The CJP’s stated demand for June 6 was Pradhan’s resignation. The party’s wider manifesto goes further. It demands 50 percent women’s representation in Parliament and Cabinet, greater independence for India’s media, and a ban on a practice that draws particular attention given the events that started this movement: the custom of rewarding retiring Supreme Court judges with appointed seats in India’s upper house of Parliament, a patronage arrangement critics say compromises judicial independence.

Building toward the street

As Dipke prepared to return from Boston, the CJP announced three spokespersons on June 3: investigative journalist Saurav Das as chief spokesperson, political researcher and filmmaker Vijeta Dahiya, and Ashutosh Ranka, a former McKinsey consultant and graduate of IIT Kanpur and the London School of Economics.

“There has to be accountability in the system,” Das told a press conference in New Delhi. “The system has collected so much rot. The people have been very vocal.”

Sonam Wangchuk, the Ladakh activist and Ramon Magsaysay Award winner who spent six months in detention in 2025 after protests demanding regional autonomy turned deadly, had already declared himself an “honorary cockroach” and pledged to join the June 6 demonstration. At Jantar Mantar, crowds chanted that he should replace Pradhan. Wangchuk called the minister’s resignation “only the beginning.”

Before flying home, Dipke posted: “My friends and family are scared that I could get arrested at the airport. But how long can I fear jail? This country belongs not just to one party, but to all of us.” He walked through New Delhi arrivals carrying a copy of the autobiography of B.R. Ambedkar, himself Dalit and the jurist who drafted India’s Constitution. He was not arrested. Delhi Police handed him a written permission order for the protest.

At Jantar Mantar he addressed the crowd directly: “Let us tell them we will no longer be afraid of their politics of fear. Stop the politics of religion! Stop the politics of ‘Hindu-Muslim’!” He also spoke of his mother: “In this country, every mother feels this fear when their child raises their voice against this government.”

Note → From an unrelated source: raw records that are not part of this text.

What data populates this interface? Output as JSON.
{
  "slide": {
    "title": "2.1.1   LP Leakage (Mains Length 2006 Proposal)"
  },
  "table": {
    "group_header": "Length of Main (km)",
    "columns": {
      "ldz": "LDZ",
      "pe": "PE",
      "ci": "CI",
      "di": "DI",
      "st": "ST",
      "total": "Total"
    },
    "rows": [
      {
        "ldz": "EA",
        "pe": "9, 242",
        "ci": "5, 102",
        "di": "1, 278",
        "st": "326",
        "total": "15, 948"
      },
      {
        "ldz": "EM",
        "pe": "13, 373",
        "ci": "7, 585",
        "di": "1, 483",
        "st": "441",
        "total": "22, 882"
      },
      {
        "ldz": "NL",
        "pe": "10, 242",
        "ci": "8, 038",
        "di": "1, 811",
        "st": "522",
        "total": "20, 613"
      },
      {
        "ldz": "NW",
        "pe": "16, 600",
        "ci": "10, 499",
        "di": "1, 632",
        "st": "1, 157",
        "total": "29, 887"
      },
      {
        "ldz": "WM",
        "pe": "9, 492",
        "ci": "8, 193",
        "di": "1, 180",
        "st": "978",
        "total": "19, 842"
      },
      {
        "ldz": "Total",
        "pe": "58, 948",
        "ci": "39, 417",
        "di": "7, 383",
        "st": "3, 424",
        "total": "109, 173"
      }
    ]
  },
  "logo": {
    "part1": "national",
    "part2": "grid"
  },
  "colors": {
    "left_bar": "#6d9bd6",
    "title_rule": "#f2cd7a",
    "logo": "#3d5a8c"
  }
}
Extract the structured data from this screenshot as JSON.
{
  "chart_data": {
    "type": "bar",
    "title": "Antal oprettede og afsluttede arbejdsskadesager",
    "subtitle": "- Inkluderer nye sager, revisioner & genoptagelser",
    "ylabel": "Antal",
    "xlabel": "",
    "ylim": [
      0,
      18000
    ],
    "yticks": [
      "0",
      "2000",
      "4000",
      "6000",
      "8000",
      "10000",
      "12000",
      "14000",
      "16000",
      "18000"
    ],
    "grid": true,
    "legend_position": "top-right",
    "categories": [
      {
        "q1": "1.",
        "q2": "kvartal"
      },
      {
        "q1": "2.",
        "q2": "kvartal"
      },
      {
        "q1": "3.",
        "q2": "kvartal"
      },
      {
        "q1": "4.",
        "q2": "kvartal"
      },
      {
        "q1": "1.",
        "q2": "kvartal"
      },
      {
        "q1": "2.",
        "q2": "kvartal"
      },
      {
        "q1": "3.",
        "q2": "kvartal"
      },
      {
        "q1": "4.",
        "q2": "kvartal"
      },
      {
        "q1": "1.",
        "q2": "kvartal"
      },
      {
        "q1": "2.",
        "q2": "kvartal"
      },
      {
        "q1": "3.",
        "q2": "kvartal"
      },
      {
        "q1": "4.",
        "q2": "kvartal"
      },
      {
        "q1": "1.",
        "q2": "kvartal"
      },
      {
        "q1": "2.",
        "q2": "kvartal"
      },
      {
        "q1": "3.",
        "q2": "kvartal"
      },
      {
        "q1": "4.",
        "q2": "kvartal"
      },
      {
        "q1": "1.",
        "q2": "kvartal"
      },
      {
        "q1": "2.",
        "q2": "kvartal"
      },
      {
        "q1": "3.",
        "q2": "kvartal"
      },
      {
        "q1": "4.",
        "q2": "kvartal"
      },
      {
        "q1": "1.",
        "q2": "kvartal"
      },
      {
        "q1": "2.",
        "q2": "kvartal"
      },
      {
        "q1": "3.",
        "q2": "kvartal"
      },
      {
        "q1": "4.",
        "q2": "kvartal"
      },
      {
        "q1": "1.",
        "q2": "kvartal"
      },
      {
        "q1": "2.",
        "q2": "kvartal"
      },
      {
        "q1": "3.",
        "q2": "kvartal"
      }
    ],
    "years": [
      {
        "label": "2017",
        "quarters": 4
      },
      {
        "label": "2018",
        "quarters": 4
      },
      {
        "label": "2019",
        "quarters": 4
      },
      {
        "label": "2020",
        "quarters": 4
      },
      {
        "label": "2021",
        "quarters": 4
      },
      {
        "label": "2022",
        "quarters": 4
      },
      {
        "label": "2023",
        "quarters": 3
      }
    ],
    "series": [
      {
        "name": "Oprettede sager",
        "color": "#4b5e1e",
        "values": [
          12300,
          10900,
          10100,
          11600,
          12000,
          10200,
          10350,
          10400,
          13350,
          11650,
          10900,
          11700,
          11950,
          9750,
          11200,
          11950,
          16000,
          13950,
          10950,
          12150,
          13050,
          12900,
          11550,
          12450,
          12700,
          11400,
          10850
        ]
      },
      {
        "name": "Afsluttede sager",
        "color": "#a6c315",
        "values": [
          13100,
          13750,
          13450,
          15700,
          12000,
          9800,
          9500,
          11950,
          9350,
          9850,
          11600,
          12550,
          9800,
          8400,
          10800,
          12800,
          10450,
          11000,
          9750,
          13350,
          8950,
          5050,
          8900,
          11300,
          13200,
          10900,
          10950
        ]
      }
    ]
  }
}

When the demonstration ended, CJP spokesperson Ashutosh Ranka told reporters the government had seven days: Pradhan resigns, or protests spread across India. Rohit Pawar of the Nationalist Congress Party (Sharadchandra Pawar), a regional opposition grouping, and Sagarika Ghose of the Trinamool Congress, which governs West Bengal and sits in the national opposition, have both backed the campaign.

A generation tired of watching

South Asia has recent precedent. Gen Z uprisings overturned governments in Sri Lanka, Nepal, and Bangladesh in recent years. India, home to more young people than any country on earth, has watched those from a distance.

“We have to understand that five years ago nobody was ready to speak up against Modi or the government. The times are changing,” Dipke told the Associated Press.

What June 6 demonstrated is that a generation that formed around memes and satirical posts can also organize enough to occupy a street.